The first term here measures the model’s goodness of fit to the data, and the second term penalizes complex models. Since $\Delta \theta_{\text{MAP}} < \Delta \theta_{\text{prior}}$, the complexity term will always be negative. Notice that if the model fits the data extremely well, the posterior will be sharply peaked, and $\Delta \theta_{\text{MAP}}$ will be small, resulting in a large penalty.

Making this same approximation in the power posterior setting, we have

\[\log p(x) \simeq \color{red}{\gamma} \log p(x | \theta_{\text{MAP}}) + \log \left(\frac{\Delta \theta_{\text{MAP}}}{\Delta \theta_{\text{prior}}}\right).\]

This marginal likelihood is identical to the one for the standard posterior, except we have an extra weighting term $\gamma$ on the goodness of fit term. Since $\gamma$ is between zero and one, this has the effect of increasing the relative contribution of the penalty term on the right.

We can visualize this below, similar to Figure 3.12 in Bishop’s textbook.

We see that, while the prior doesn’t change between the two posteriors, the power posterior reduces the likelihood of the data under the MAP value.

Approximation to the coarsened posterior

Coarsened posteriors were introduced by Miller and Dunson as a way to account for model misspecification in a principle Bayesian fashion. Whereas a standard Bayesian posterior conditions on a set of observed data points, the coarsened posterior conditions on the event that the observed data did not come from the model being posited.

More specifically, let’s denote our $n$ observed data distribution as $\hat{P}_{x_{1:n}} = \sum_{i=1}^n \delta_{x_i}$ and the “idealized data distribution” (the data distribution that would be observed if the model were correct) as $\hat{P}_{X_{1:n}}$. Then, the c-posterior conditions on the event that these two distributions are in a neighborhood of width $r$ of each other:

\[p(\theta | d(\hat{P}_{X_{1:n}}, \hat{P}_{x_{1:n}}) < R)\]

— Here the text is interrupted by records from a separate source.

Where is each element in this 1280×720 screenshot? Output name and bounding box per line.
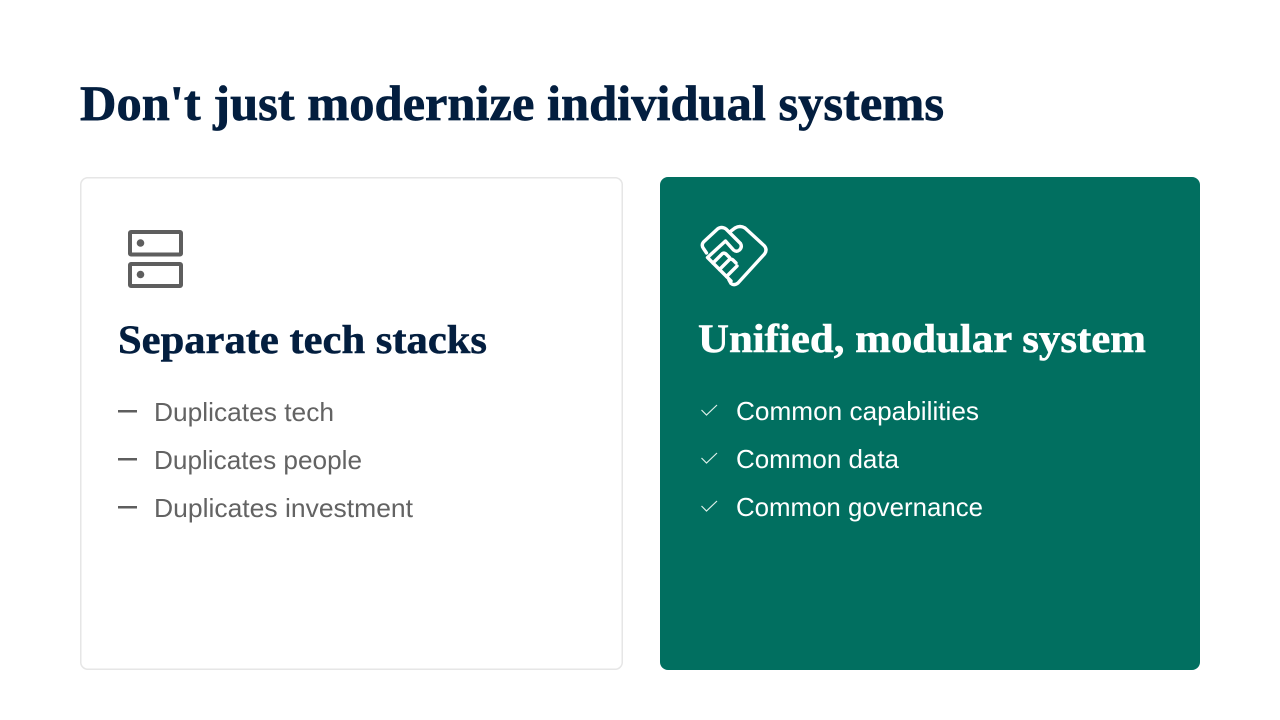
panel: separate tech stacks bbox=[81, 178, 622, 669]
panel: unified modular system bbox=[660, 177, 1200, 670]
item: duplicates tech: Duplicates tech bbox=[154, 397, 334, 427]
item: common governance: Common governance bbox=[736, 492, 983, 522]
item: duplicates people: Duplicates people bbox=[154, 445, 362, 475]
title: Don't just modernize individual systems bbox=[80, 75, 944, 131]
list: common bbox=[702, 396, 983, 522]
icon: server stacks bbox=[130, 232, 181, 286]
item: common data: Common data bbox=[736, 444, 900, 474]
list: duplicates bbox=[118, 397, 414, 523]
icon: handshake bbox=[702, 226, 766, 285]
item: common capabilities: Common capabilities bbox=[736, 396, 979, 426]
item: duplicates investment: Duplicates investment bbox=[154, 493, 414, 523]
heading: unified modular system: Unified, modular system bbox=[698, 316, 1146, 361]
heading: separate tech stacks: Separate tech stacks bbox=[118, 317, 487, 362]
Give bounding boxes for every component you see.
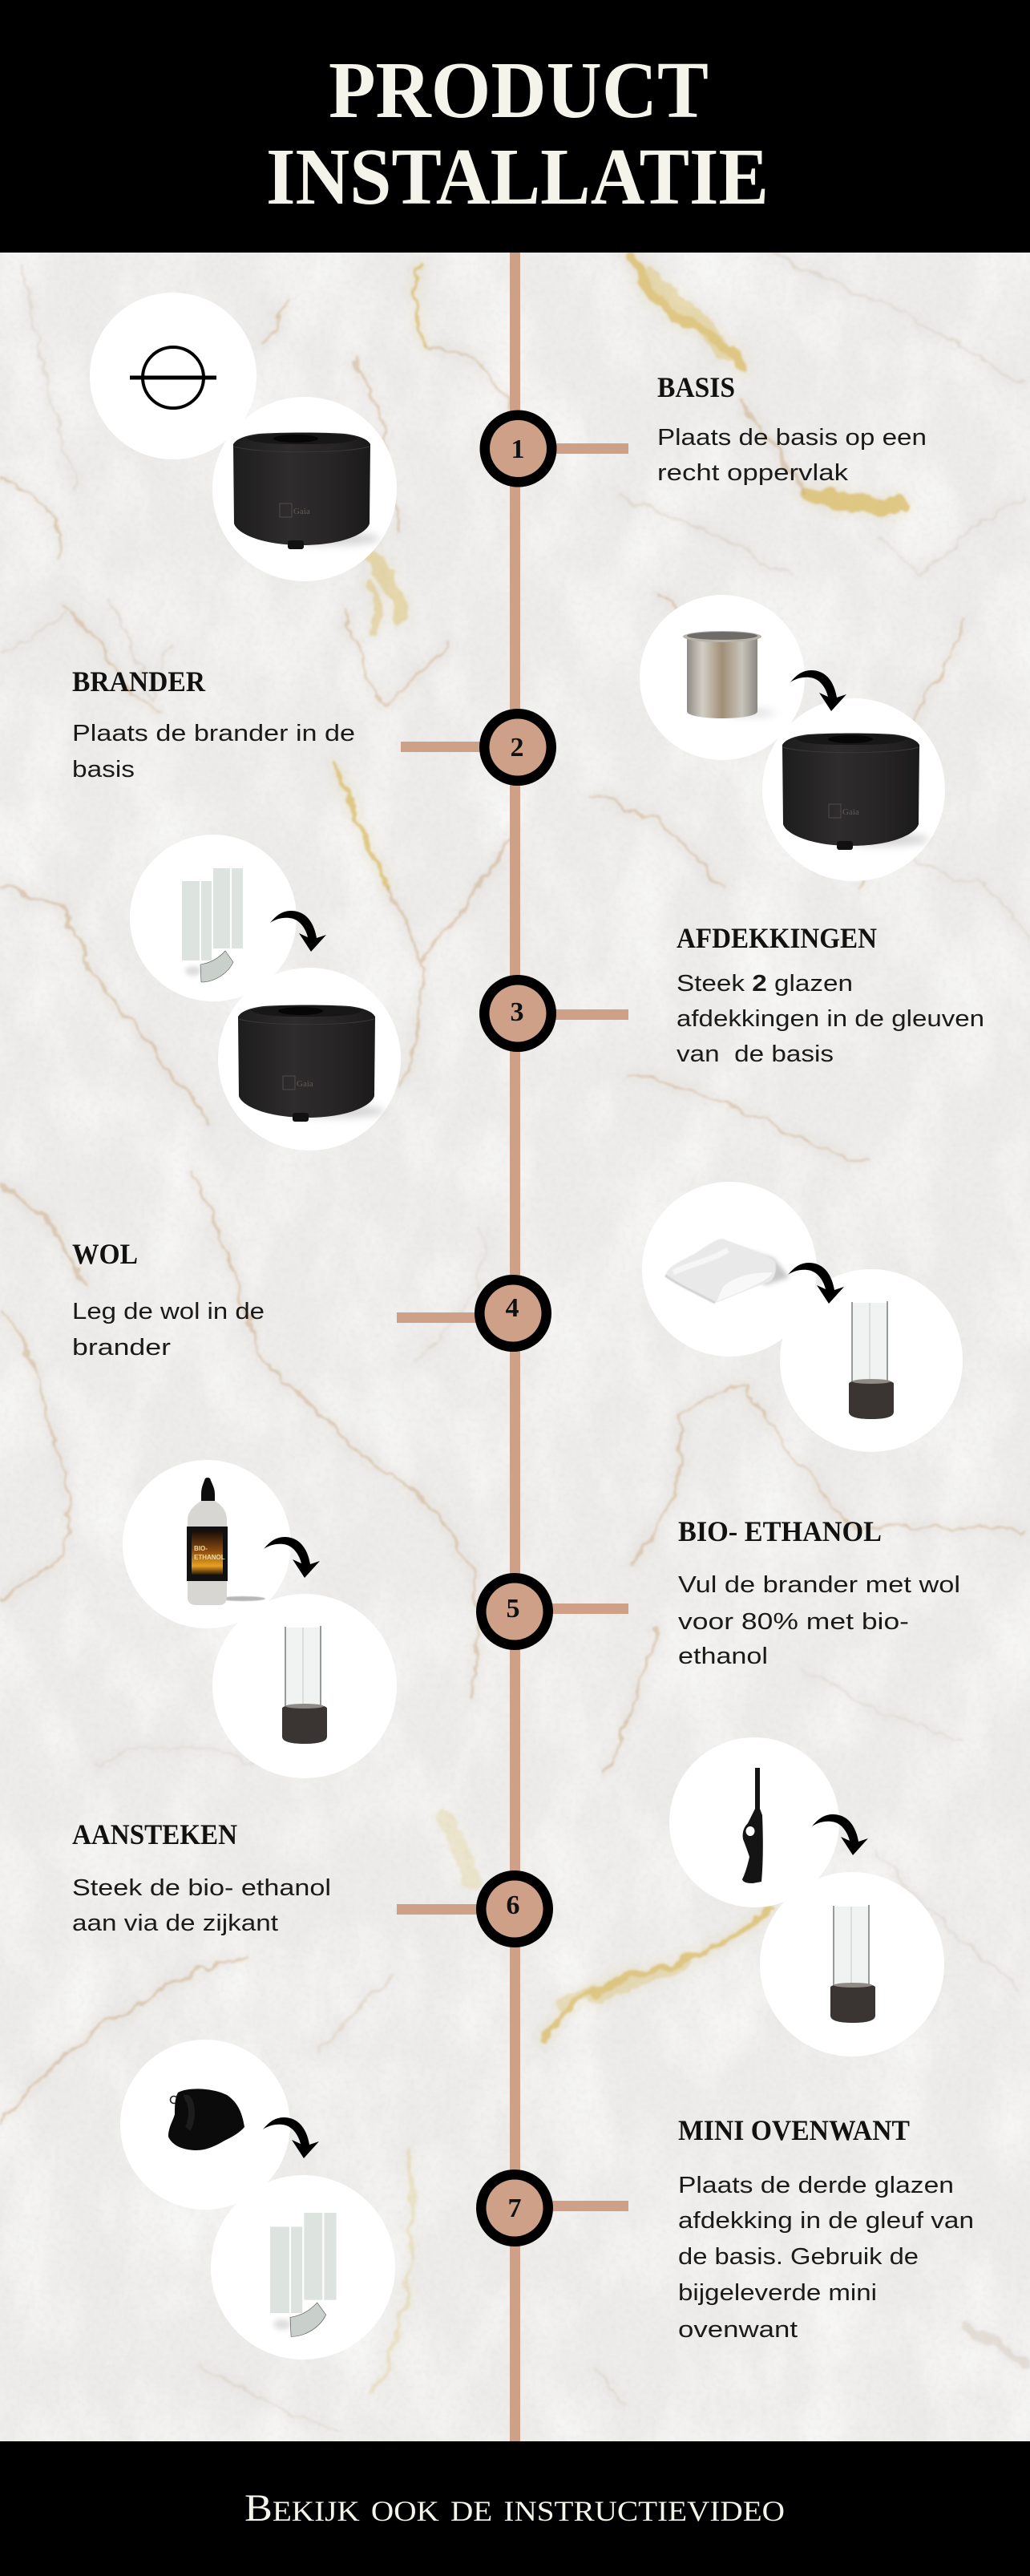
arrow [790,670,846,711]
step 1: basis [90,293,927,581]
heading: bio-ethanol: BIO- ETHANOL [678,1515,882,1547]
node 1: 1 [511,435,524,464]
step 5: bio-ethanol [123,1460,960,1778]
product: black base [782,733,929,850]
product: steel burner cup [683,631,775,718]
step 7: mini ovenwant [120,2040,974,2360]
text: aansteken: aan via de zijkant [72,1911,278,1936]
text: afdekkingen: Steek 2 glazen [677,971,853,997]
text: brander: basis [72,757,135,783]
step 3: afdekkingen [130,835,984,1151]
heading: wol: WOL [72,1238,138,1270]
arrow [788,1263,844,1304]
text: brander: Plaats de brander in de [72,721,355,746]
node 3: 3 [510,997,524,1027]
text: wol [72,1299,265,1361]
node 1 [479,410,556,487]
heading: mini ovenwant: MINI OVENWANT [678,2114,910,2146]
images: mini ovenwant [120,2040,395,2360]
title: PRODUCT [329,45,709,135]
node 4: 4 [505,1293,519,1323]
text: bio-ethanol: ethanol [678,1644,768,1669]
product: black base [238,1005,385,1122]
text: basis: Plaats de basis op een [657,425,927,451]
text: wol: Leg de wol in de [72,1299,265,1324]
text: afdekkingen: van de basis [677,1041,834,1067]
node 4 [475,1275,551,1352]
text: afdekkingen: afdekkingen in de gleuven [677,1006,984,1032]
product: bio-ethanol bottle: BIO- [194,1545,208,1552]
text: bio-ethanol [678,1572,960,1669]
text: basis [657,425,927,486]
connector 4 [397,1312,477,1323]
node 2: 2 [510,733,524,762]
text: mini ovenwant: de basis. Gebruik de [678,2244,919,2270]
text: mini ovenwant: bijgeleverde mini [678,2280,877,2306]
step 2: brander [72,595,945,881]
product: bio-ethanol bottle [187,1478,265,1605]
arrow [270,911,326,952]
text: mini ovenwant: afdekking in de gleuf van [678,2208,974,2234]
connector 7 [550,2201,628,2211]
footer band [0,2441,1030,2576]
connector 5 [550,1603,628,1614]
text: mini ovenwant: Plaats de derde glazen [678,2173,954,2198]
connector 6 [397,1904,477,1915]
images: aansteken [669,1737,944,2056]
arrow [264,1537,320,1578]
product: burner with glass [830,1905,875,2023]
connector 1 [553,443,628,454]
node 6: 6 [507,1891,519,1920]
heading: afdekkingen: AFDEKKINGEN [677,922,877,954]
text: bio-ethanol: voor 80% met bio- [678,1609,909,1635]
product: black base [233,433,380,549]
text: wol: brander [72,1335,171,1361]
product: glass panels [270,2213,337,2336]
product: black base: Gaia [297,1079,313,1089]
node 6 [476,1870,553,1947]
node 2 [479,709,556,786]
step 4: wol [72,1182,963,1452]
product: bio-ethanol bottle: ETHANOL [194,1554,225,1561]
product: oven mitt [168,2089,244,2150]
step 6: aansteken [72,1737,944,2056]
icon: flat surface symbol [130,347,216,408]
node 3 [479,975,556,1052]
text: mini ovenwant [678,2173,974,2343]
images: bio-ethanol [123,1460,397,1778]
images: afdekkingen [130,835,401,1151]
images: wol [642,1182,963,1452]
title: INSTALLATIE [266,131,769,221]
product: glass panels [182,868,243,982]
heading: brander: BRANDER [72,665,206,698]
connector 2 [401,742,481,752]
footer text: Bekijk ook de instructievideo [244,2485,785,2530]
arrow [263,2117,319,2158]
product: gas lighter [742,1768,763,1883]
header band [0,0,1030,253]
product: burner with glass [282,1626,327,1744]
product: burner with glass [849,1301,894,1419]
text: aansteken [72,1875,331,1936]
node 7 [476,2170,553,2246]
timeline vertical line [510,253,520,2441]
text: basis: recht oppervlak [657,460,849,486]
node 5: 5 [507,1594,519,1624]
images: brander [640,595,945,881]
arrow [812,1814,868,1855]
text: mini ovenwant: ovenwant [678,2317,798,2343]
product: black base: Gaia [293,507,310,516]
heading: aansteken: AANSTEKEN [72,1818,237,1850]
text: afdekkingen [677,971,984,1067]
node 5 [476,1573,553,1650]
heading: basis: BASIS [657,371,735,403]
text: brander [72,721,355,783]
node 7: 7 [508,2194,521,2223]
images: basis [90,293,397,581]
text: aansteken: Steek de bio- ethanol [72,1875,331,1901]
product: black base: Gaia [842,807,859,817]
connector 3 [553,1009,628,1020]
text: bio-ethanol: Vul de brander met wol [678,1572,960,1598]
title [266,45,769,221]
product: ceramic wool [665,1239,790,1303]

where $d$ is a divergence measure.

Now suppose that the data distribution is given by $p_o$ and the idealized distribution is given by $p_\theta$. We can place an exponential prior on $R \sim \text{Exp}(\alpha)$, the coarsened posterior is then proportional to

\[p(\theta | d(p_o, p_\theta) < R) \propto p(d(p_o, p_\theta) < R | \theta) \cdot \pi(\theta).\]

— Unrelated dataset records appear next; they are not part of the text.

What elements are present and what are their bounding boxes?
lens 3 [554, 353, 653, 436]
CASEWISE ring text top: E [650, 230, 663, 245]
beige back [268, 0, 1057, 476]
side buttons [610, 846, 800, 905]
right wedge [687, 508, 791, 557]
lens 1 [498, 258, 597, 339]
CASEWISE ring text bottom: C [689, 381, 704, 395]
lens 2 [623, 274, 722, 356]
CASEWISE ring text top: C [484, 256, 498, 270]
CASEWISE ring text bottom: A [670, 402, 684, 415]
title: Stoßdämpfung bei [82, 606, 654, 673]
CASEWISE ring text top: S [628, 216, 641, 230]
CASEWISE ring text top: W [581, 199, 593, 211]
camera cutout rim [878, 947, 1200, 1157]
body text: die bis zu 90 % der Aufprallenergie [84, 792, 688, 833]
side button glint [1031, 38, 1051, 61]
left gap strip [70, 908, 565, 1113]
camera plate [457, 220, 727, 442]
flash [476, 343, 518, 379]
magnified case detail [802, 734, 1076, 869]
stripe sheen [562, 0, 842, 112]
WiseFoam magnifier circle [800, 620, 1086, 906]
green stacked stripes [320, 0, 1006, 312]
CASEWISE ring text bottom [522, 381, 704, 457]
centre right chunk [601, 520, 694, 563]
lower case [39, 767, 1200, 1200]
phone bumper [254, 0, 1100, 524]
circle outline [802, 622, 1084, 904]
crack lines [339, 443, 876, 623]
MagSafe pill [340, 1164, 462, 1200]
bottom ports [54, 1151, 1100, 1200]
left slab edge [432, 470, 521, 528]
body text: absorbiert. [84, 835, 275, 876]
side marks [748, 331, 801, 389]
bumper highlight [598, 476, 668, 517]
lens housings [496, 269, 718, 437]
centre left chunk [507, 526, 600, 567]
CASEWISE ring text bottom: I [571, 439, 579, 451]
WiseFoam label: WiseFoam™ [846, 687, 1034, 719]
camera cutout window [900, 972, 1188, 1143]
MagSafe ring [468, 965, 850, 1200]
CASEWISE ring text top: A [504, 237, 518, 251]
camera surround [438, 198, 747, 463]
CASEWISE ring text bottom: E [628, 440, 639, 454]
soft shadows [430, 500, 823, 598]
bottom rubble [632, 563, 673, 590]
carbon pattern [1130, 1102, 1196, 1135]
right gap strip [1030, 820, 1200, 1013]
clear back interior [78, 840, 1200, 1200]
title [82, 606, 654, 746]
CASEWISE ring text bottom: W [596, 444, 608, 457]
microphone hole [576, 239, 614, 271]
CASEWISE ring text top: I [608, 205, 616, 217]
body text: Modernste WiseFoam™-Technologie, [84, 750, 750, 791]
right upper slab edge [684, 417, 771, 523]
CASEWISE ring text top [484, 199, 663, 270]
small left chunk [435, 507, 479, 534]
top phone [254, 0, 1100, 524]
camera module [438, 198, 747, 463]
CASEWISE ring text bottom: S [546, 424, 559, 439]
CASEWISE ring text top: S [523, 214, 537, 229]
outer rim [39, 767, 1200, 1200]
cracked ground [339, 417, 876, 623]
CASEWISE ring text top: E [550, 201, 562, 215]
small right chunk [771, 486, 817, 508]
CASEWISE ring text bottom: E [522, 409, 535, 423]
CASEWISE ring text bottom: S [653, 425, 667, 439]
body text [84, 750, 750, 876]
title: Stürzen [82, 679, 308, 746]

We can notice that $p(d(p_o, p_\theta) < R | \theta)$ is essentially one minus the CDF of $R$, and since $R$ has an exponential prior, we can write this as

\[p(d(p_o, p_\theta) < R | \theta) = \exp(-\alpha d(p_o, p_\theta)).\]

If we take $d$ to be the KL divergence, we then have

\[\exp(-\alpha \int p_o \log p_\theta).\]

We can then put the prior back in and approximate the integral with a sum over our finite dataset. In the process, the $p_o$ term is absorbed by the normalizing constant, and we have the following approximation:

\begin{align} \exp\left\{ -\alpha d(p_o, p_\theta) \right\} \pi(\theta) &\propto \exp\left\{ \alpha \int p_o \log p_\theta \right\} \pi(\theta) \\ &\approx \exp\left\{ \frac{\alpha}{n} \sum\limits_{i=1}^n \log p_\theta (x_i) \right\} \pi(\theta) & \text{Approximate with sum} \\ &= \pi(\theta) \prod\limits_{i=1}^n p_\theta(x_i)^{\alpha / n}. \end{align}

We can see that the last term is exactly the power posterior, with $\gamma = \alpha/n$. Thus, the coarsened posterior is a generalization of the power posterior, where the power posterior corresponds to a special approximation to the case when $R \sim \text{Exp}(\alpha)$ and the divergence measure is the KL divergence.

Code

The code for producing the visualizations in this post can be found in this GitHub repo.

References

Miller, Jeffrey W., and David B. Dunson. “Robust Bayesian inference via coarsening.” Journal of the American Statistical Association (2018).
Jeff Miller’s 2017 talk at BNP.
Bishop, Christopher M. “Pattern recognition.” Machine learning 128.9 (2006).